Comunico o recebimento e agradeço o envio da nota da Comissão de Ética.
Espero sinceramente, ainda que com certo ceticismo derivado do comportamento anterior da chamada Comissão de Ética, que esta iniciativa não seja apenas uma maneira de mascarar a grave quebra da ética que deve vigir no serviço público que ocorreu no caso mencionado.

Aproveito a oportunidade para pedir que a mesma investigação se estenda ao caso do Demian Fioca, que também saiu diretamente da presidencia do Banco para ocupar uma diretoria especialmente criada para êle também na Vale ( vide nota pública emitida pela Vale, quando do convite feito ao Demian).

Não me conduz outro sentimento que não seja a defesa intransigente do BNDES como um órgão público regido por uma ética superior, voltado para o desenvolvimento nacional.
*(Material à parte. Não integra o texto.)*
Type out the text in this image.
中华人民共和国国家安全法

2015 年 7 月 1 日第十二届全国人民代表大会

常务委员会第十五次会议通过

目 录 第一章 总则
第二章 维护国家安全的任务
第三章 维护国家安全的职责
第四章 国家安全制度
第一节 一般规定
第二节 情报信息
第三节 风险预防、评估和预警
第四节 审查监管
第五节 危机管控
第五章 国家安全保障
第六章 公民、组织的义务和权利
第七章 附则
Como tal, é uma instituição que somente poderá cumprir o seu papel na medida em que o seu patrimonio - tanto moral como financeiro - não seja apropriado por ninguém em particular, seja uma empresa ou grupos políticos regidos por outras dinamicas de comportamento.

Insisto no meu ponto de vista - que expressa, creio eu, o sentimento dos técnicos e funcionários do sistema BNDES - que o setor público é o setor público, e o setor privado o setor privado. O acacianismo desta afirmação se deriva do fato que esta diferenciação entre o público e o privado tem se transformado em um oxímoro nos últimos tempos.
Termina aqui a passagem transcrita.